"A reportagem é um género nobre que tem sido mal tratado em Portugal"
"A reportagem é um género nobre do jornalismo que tem sido muito maltratado em Portugal. Não há ilusões aqui", desabafa Micael Pereira, do semanário Expresso. "Tem que ver com a responsabilidade social. Da mesma forma como temos hospitais e escolas, também precisamos de ter reportagens", frisa, por seu lado, Ricardo Rodrigues, jornalista da Notícias Magazine, a revista de domingo do Diário de Notícias e Jornal de Notícias. "A reportagem é um género jornalístico necessário para podermos compreender o mundo. Não o compreendemos se não houver alguém que nos explique as coisas que viu, em vez de estarmos dependentes dos repórteres locais ou das agências. Temos de encontrar um modelo económico que viabilize a reportagem, porque é o género que mais sofre e o mais frágil desse ponto de vista. E é um conteúdo de serviço público. Há que pensar soluções que possam ultrapassar a lógica do mercado", acrescenta, por sua vez, Paulo Moura, do jornal Público.
Todos eles são profissionais experientes no que toca à reportagem há vários anos e foram eles os protagonistas da tertúlia organizada pelo DN sob o tema "Reportagem", a reboque dos 150 anos deste jornal, e que decorreu ontem à tarde no Pavilhão de Portugal, no Parque das Nações, sob moderação de Mónica Bello, diretora adjunta do DN.
Quais poderão ser, então, as soluções para combater o desinvestimento geral dos media neste tipo de jornalismo? "Talvez o Estado devesse subsidiar as reportagens, como nos EUA. Lá, alguns órgãos de comunicação são subsidiados para fazerem jornalismo de qualidade e investigação. Ou talvez empresas, mecenas ou instituições poderão financiar a reportagem no futuro. Isso também já acontece no mundo e com o projeto Público Mais, do Público. É um fundo que existe em que se convidam empresas que dão uma certa quantia por ano para se fazer reportagem, trabalhos de investigação relacionados com a ciência, a educação e o ambiente, não existindo interferência editorial das mesmas", diz Paulo Moura.

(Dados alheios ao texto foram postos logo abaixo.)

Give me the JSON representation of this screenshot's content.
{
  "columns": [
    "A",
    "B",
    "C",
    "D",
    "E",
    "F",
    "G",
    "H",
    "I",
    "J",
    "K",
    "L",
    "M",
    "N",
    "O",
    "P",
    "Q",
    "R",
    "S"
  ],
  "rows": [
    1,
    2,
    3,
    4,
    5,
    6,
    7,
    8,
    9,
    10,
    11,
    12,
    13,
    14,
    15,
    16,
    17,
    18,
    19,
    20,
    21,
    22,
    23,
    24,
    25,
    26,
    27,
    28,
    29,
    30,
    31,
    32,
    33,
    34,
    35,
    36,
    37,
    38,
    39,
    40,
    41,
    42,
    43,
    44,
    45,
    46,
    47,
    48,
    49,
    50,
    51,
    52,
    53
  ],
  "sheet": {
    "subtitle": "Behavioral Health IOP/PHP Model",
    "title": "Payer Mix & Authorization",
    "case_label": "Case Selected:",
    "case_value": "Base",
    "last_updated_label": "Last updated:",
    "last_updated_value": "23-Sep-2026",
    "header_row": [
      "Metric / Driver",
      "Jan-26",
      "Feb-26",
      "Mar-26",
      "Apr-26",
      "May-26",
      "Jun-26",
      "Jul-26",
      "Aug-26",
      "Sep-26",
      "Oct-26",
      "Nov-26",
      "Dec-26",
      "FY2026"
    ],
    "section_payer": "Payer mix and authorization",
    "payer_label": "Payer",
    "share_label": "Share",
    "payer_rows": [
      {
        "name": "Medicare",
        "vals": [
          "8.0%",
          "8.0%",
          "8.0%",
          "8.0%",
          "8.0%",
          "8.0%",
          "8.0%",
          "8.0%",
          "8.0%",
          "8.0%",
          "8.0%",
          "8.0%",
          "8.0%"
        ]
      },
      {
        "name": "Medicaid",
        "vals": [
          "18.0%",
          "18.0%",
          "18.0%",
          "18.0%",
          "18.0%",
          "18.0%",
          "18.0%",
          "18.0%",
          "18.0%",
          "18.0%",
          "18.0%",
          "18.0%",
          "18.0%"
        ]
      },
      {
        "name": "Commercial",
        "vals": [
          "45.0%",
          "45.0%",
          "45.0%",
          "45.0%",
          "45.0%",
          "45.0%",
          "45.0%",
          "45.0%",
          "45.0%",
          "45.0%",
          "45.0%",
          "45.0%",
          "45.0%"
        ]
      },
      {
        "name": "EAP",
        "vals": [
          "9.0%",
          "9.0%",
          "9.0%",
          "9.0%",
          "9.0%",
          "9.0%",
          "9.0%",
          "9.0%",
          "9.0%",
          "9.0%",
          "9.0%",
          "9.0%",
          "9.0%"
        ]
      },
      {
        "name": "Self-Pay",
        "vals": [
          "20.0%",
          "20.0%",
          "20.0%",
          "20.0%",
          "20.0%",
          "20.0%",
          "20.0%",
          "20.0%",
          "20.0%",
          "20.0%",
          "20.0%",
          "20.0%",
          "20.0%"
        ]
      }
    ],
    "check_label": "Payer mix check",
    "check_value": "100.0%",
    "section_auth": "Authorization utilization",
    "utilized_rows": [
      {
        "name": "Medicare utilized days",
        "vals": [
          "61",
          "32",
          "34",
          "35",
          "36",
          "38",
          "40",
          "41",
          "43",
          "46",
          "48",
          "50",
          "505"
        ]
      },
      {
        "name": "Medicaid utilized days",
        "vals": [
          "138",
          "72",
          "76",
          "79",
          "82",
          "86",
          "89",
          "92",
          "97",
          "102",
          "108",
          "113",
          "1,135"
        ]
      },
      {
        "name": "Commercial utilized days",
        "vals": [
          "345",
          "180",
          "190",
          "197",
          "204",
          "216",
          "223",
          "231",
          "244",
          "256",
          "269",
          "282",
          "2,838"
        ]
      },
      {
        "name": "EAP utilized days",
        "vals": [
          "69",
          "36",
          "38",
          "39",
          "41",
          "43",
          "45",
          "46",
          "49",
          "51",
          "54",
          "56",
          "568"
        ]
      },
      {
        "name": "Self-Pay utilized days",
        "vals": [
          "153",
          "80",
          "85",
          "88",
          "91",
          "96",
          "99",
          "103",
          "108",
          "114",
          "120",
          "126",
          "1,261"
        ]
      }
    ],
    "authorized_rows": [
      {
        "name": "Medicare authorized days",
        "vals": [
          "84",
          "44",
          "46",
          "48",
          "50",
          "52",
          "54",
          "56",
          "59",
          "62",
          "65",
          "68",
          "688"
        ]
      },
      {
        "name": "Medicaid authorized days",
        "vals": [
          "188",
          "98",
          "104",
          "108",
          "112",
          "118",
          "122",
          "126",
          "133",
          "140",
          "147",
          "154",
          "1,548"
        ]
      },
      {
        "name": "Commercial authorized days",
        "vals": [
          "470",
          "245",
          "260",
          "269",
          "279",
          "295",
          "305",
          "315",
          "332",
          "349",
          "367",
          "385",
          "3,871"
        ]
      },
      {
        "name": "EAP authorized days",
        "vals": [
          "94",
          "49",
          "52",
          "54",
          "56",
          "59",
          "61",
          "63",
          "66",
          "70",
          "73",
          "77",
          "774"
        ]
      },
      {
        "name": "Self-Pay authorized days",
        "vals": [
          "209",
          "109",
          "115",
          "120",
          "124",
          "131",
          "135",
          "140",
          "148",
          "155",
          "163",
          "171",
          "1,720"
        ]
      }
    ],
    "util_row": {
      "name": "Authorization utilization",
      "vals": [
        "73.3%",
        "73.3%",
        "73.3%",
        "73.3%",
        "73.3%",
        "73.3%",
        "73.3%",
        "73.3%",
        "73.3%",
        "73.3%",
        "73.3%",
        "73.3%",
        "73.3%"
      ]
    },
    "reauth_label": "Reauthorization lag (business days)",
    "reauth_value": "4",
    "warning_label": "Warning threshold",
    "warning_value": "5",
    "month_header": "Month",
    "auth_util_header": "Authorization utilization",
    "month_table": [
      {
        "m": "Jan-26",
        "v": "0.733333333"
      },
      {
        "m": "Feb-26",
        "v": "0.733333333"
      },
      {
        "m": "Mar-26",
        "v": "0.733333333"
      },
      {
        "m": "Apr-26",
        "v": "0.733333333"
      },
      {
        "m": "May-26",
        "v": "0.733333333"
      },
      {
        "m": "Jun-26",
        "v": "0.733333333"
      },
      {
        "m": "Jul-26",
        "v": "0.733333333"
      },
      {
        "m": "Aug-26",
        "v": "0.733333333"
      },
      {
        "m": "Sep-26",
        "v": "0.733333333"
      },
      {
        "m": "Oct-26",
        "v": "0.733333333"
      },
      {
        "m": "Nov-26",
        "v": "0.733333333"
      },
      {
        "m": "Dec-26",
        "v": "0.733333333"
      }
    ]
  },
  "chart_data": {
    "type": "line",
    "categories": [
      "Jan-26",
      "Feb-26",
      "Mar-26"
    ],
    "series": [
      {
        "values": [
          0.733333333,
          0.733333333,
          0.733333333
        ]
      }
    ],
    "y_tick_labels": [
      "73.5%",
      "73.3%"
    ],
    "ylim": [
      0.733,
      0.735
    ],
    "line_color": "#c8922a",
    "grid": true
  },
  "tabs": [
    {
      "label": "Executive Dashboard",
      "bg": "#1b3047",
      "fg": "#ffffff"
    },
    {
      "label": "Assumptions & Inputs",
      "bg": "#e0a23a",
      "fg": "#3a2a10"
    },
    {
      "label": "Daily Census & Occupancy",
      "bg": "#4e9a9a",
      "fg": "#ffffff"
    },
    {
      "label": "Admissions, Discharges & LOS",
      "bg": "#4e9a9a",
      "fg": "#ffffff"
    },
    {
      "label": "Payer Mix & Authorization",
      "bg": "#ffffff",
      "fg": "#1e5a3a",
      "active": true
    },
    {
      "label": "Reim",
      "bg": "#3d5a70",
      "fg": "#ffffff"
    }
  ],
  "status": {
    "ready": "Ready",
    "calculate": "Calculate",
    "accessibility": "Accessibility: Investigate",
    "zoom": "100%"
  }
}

Para um jornalista, conta Micael Pereira, do Expresso, ser repórter não é tarefa fácil. "Implica resiliência, capacidade de lidar com várias frustrações e muita vontade de fazer". Mas, acrescenta, o retorno é muito maior do ponto de vista da realização pessoal e profissional. "Fazer reportagem é sentir-se bem, é sentir-se sincronizado com o mundo. É muito diferente ir para o terreno e viver estas experiências na pele e ao vivo do que escrever sobre elas à distância, por melhor que sejam os textos", contou o jornalista.
"O que nos fascina na reportagem é concentrar um troço de humanidade numa história. Parte de um pormenor mas deve ter muitas camadas de leitura", adianta Ricardo Rodrigues, da Notícias Magazine, acrescentando: "Hoje em dia, há cada vez mais freelancers a fazer reportagem, vão para o terreno à sua custa, sem o apoio de um jornal e vão à procura de uma boa história para vender." Paulo Moura concorda. "Vê-se muito agora nos conflitos no Médio Oriente. Pessoas que não são jornalistas, sem formação, vão para estes sítios tentar a sua sorte e conseguir uma história. A tecnologia já permite isso. Só é preciso um voo low cost e um iPhone."